Recently, Taylor has found a new mentor in Gary Smith.  Smith has been recording music for a long time, including running his own record label that continues to generate income.  Riley is being trained to take over Smith’s local recording duties that include the Grand Junction Symphony and other live events.  He also got a feed of some of Local Jam 18, which he plans to make available to artists when he gets some extra time to mix the results.  Despite that full workload, Riley considers himself almost retired at 34, since he works for himself out of his house. He notes, this is what I see many retired people doing - continuing to do what they love after they quit working their regular jobs.

To make the home business work, though, has required thousands of hours and dollars of investment.  When approaching the outside of Fusion Audio Solutions, one sees just another simple 3 bedroom house not too different from the many clones in the subdivision.  Upon entering, the nature of the business is revealed.
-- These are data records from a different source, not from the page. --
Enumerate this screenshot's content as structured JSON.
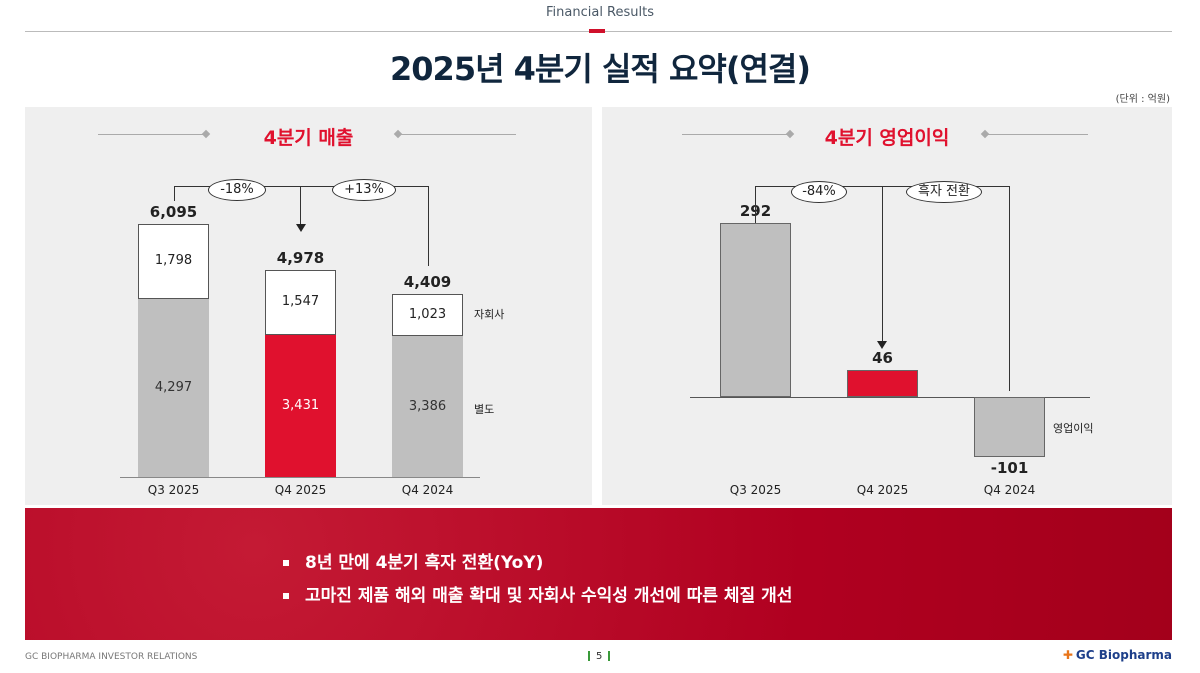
{
  "header": {
    "section": "Financial Results",
    "title": "2025년 4분기 실적 요약(연결)",
    "unit": "(단위 : 억원)"
  },
  "colors": {
    "accent": "#e0112e",
    "gray_bar": "#bfbfbf",
    "banner": "#b00020"
  },
  "chart_data": [
    {
      "type": "bar",
      "stacked": true,
      "title": "4분기 매출",
      "categories": [
        "Q3 2025",
        "Q4 2025",
        "Q4 2024"
      ],
      "series": [
        {
          "name": "별도",
          "values": [
            4297,
            3431,
            3386
          ]
        },
        {
          "name": "자회사",
          "values": [
            1798,
            1547,
            1023
          ]
        }
      ],
      "totals": [
        "6,095",
        "4,978",
        "4,409"
      ],
      "labels": {
        "별도": [
          "4,297",
          "3,431",
          "3,386"
        ],
        "자회사": [
          "1,798",
          "1,547",
          "1,023"
        ]
      },
      "annotations": [
        "-18%",
        "+13%"
      ]
    },
    {
      "type": "bar",
      "title": "4분기 영업이익",
      "categories": [
        "Q3 2025",
        "Q4 2025",
        "Q4 2024"
      ],
      "series": [
        {
          "name": "영업이익",
          "values": [
            292,
            46,
            -101
          ]
        }
      ],
      "labels": [
        "292",
        "46",
        "-101"
      ],
      "annotations": [
        "-84%",
        "흑자 전환"
      ]
    }
  ],
  "banner": {
    "bullets": [
      "8년 만에 4분기 흑자 전환(YoY)",
      "고마진 제품 해외 매출 확대 및 자회사 수익성 개선에 따른 체질 개선"
    ]
  },
  "footer": {
    "left": "GC BIOPHARMA  INVESTOR RELATIONS",
    "page": "5",
    "logo": "GC Biopharma"
  }
}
A full drum kit is set up in the living room, as well as a rack of electric guitars. Sofas are placed around a large screen, creating a small lobby area.  The room continues into a kitchen with a breakfast island that has been turned into a reception area with various music related business cards and past copies of GVL. The room has a final addition, with a fully remodeled arcade cabinet that features hundreds of game options.  The lobby/living room/recording area is designed to allow bands to hang out while other recording areas are being utilized.

The primary recording station is found in a bedroom that has been converted.  Several speakers surround several monitors and a powerful computer, as well as a reel to reel recording option that is going to be used for the second round of the acoustic Tubes and Tape series.  The walls are decorated with sound dampening panels and album artwork of completed projects, which Riley points out is now out of room. The room is also used for guitar recording, allowing quick feedback from the monitors.

A second bedroom has been converted for voice recording.  The level of sound dampening in the room borders on extreme, enough to introduce a small level of discomfort at the lack of ambient noise.  The center focus of the room is on a microphone in front of a screen linked to the recording station on video, with audio coming from headphones.  I used this room over a year ago to record show dates for a radio show and the difference in just that amount of time is impressive.

Taylor’s musical background and recording experience, matched with a top of the line recording setup allow Fusion Audio Solutions to be a premiere recording location in the Grand Valley.  Whenever I have interviewed bands about their new albums, Taylor’s name comes up for his attention to detail and high standards. Every band says that they come out playing better and understand their own sound dynamics better through the recording process.  This is bringing in return clients, including The NC-17’s and Mount Orchid, who are working on releases for early next year.